Romanian construction sector expects growth, but labour and finance challenges persist
A study by IBC Focus reveals that 60% of Romania's largest construction firms expect higher turnover in 2024, while 20% foresee stagnation and another 20% anticipate revenue declines.
Official data show that the construction works volume dropped by 2.5% y/y in January-August, driven by a 23% y/y plunge in the residential segment partly offset by a 7.3% y/y rise in the civil engineering (constructions, utilities), while the non-residential segment contracted slightly by 0.7% y/y on diverging internal dynamics.
Consistent with the official data, public infrastructure projects are viewed by constructors participating in the survey as the primary growth driver, with 86% of builders targeting this sector, followed by medical construction (40%), utilities, and social housing (30% each). Industrial investments lead to private sector growth prospects (51%), with retail (18%) and residential (16%) following.
Hiring intentions reflect industry optimism, with 62% of construction executives reporting workforce growth in 2024. However, the industry faces persistent challenges. Financial blockages, impacting over half of large projects, have slowed progress by limiting cash flow for subcontractors and essential materials.
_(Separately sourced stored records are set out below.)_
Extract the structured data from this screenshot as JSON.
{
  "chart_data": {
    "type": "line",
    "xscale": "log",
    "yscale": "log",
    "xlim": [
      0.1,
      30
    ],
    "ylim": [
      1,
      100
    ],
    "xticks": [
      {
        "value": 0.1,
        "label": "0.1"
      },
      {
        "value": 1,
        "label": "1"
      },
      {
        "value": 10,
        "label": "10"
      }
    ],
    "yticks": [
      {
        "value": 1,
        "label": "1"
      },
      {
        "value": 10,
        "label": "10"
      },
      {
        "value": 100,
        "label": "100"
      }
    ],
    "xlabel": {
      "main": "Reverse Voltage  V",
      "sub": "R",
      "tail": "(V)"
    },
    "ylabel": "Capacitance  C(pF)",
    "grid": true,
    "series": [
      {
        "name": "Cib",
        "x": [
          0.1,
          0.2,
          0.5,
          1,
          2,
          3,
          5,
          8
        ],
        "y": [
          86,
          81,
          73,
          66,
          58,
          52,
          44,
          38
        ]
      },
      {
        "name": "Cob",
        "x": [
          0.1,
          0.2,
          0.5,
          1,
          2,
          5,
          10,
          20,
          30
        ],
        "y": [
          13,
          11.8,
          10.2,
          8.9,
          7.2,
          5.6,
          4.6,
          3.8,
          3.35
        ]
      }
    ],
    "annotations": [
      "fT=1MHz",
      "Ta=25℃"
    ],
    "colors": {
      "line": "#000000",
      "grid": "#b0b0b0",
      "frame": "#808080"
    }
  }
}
"Financial constraints are the main factor behind project delays," said Andrei Spataru, CEO of IBC Focus, adding that competitive pressures are also rising due to market entrants (45% of respondents) and technological innovations (21%), Economica.net reported.
Romania's construction sector has now surpassed 90,000 companies for the first time, indicating increased competition.
Labour shortages remain critical, with 69% of builders citing rising labour costs and 70% reporting a skills deficit. While foreign workers are common, 45% of major firms still prefer Romanian labour.
The survey was based on responses from the top 100 construction firms in Romania.